US small-car production may outstrip demand
- Source: Global Times
- [15:48 August 31 2009]
- Comments
General Motors Co., Ford Motor Co. and Chrysler Group LLC, primed by government incentives to make fuel-efficient models, plan a 63 percent boost in small-car production capacity by 2015 that may outstrip demand.
The US automakers will be able to assemble 2.71 million small cars annually in North America in six years, rising from 1.66 million now, according to consulting firm CSM Worldwide in Northville, Michigan. Industrywide capacity for the segment will rise to 7.5 million vehicles from 4 million, CSM estimated.
Consumers may not be ready for that many small autos.

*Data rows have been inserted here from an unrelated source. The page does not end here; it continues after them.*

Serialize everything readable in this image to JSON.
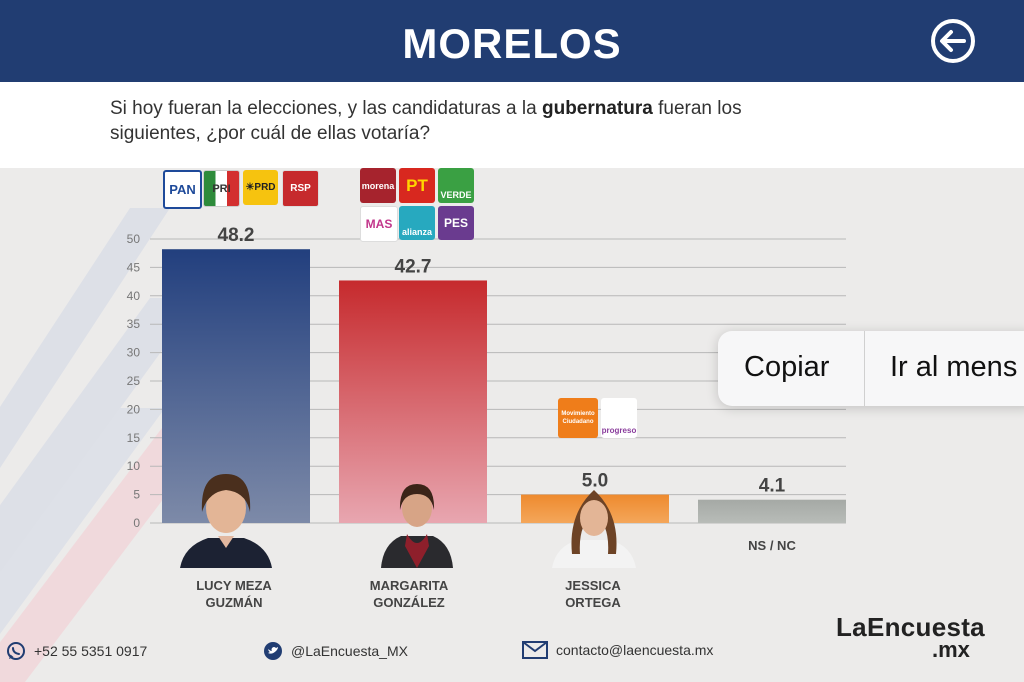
{
  "header": {
    "title": "MORELOS"
  },
  "question": {
    "before": "Si hoy fueran la elecciones, y las candidaturas a la ",
    "bold": "gubernatura",
    "after": " fueran los siguientes, ¿por cuál de ellas votaría?"
  },
  "chart_data": {
    "type": "bar",
    "categories": [
      "LUCY MEZA GUZMÁN",
      "MARGARITA GONZÁLEZ",
      "JESSICA ORTEGA",
      "NS / NC"
    ],
    "values": [
      48.2,
      42.7,
      5.0,
      4.1
    ],
    "value_labels": [
      "48.2",
      "42.7",
      "5.0",
      "4.1"
    ],
    "ylim": [
      0,
      50
    ],
    "yticks": [
      0,
      5,
      10,
      15,
      20,
      25,
      30,
      35,
      40,
      45,
      50
    ],
    "grid": true,
    "colors": [
      "#223f7e",
      "#c62a2d",
      "#ee8a2e",
      "#a5a9a5"
    ]
  },
  "candidates": [
    {
      "name_line1": "LUCY MEZA",
      "name_line2": "GUZMÁN"
    },
    {
      "name_line1": "MARGARITA",
      "name_line2": "GONZÁLEZ"
    },
    {
      "name_line1": "JESSICA",
      "name_line2": "ORTEGA"
    },
    {
      "name_line1": "NS / NC",
      "name_line2": ""
    }
  ],
  "party_logos": {
    "group1": [
      "PAN",
      "PRI",
      "PRD",
      "RSP"
    ],
    "group2": [
      "morena",
      "PT",
      "VERDE",
      "MAS",
      "alianza",
      "PES"
    ],
    "group3": [
      "Movimiento Ciudadano",
      "progreso"
    ]
  },
  "context_menu": {
    "copy": "Copiar",
    "goto": "Ir al mens"
  },
  "footer": {
    "phone": "+52 55 5351 0917",
    "twitter": "@LaEncuesta_MX",
    "email": "contacto@laencuesta.mx",
    "brand": "LaEncuesta",
    "brand_suffix": ".mx"
  }
}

Based on projections for small-car purchases from consultant IHS Global Insight, US auto sales by 2015 would have to surge to almost twice the current annual record to absorb all of the possible new output.
"Unless the government is doing something we don't know about to raise the price of gasoline, we don't think there's going to be a lot of demand for small cars," said John Wolkonowicz, a Global Insight analyst in Lexington, Massachusetts.
The small-car push is being driven in part by the US requirement that auto fuel efficiency rise about 40 percent to an average of 35 miles per gallon by 2016. Small-car sales climbed to 18.1 percent of the US market last year from 15 percent in 2007, as gasoline prices surged to record highs.
Automakers also are tapping sources such as the Energy Department's $25 billion loan program to develop more fuel- efficient vehicles.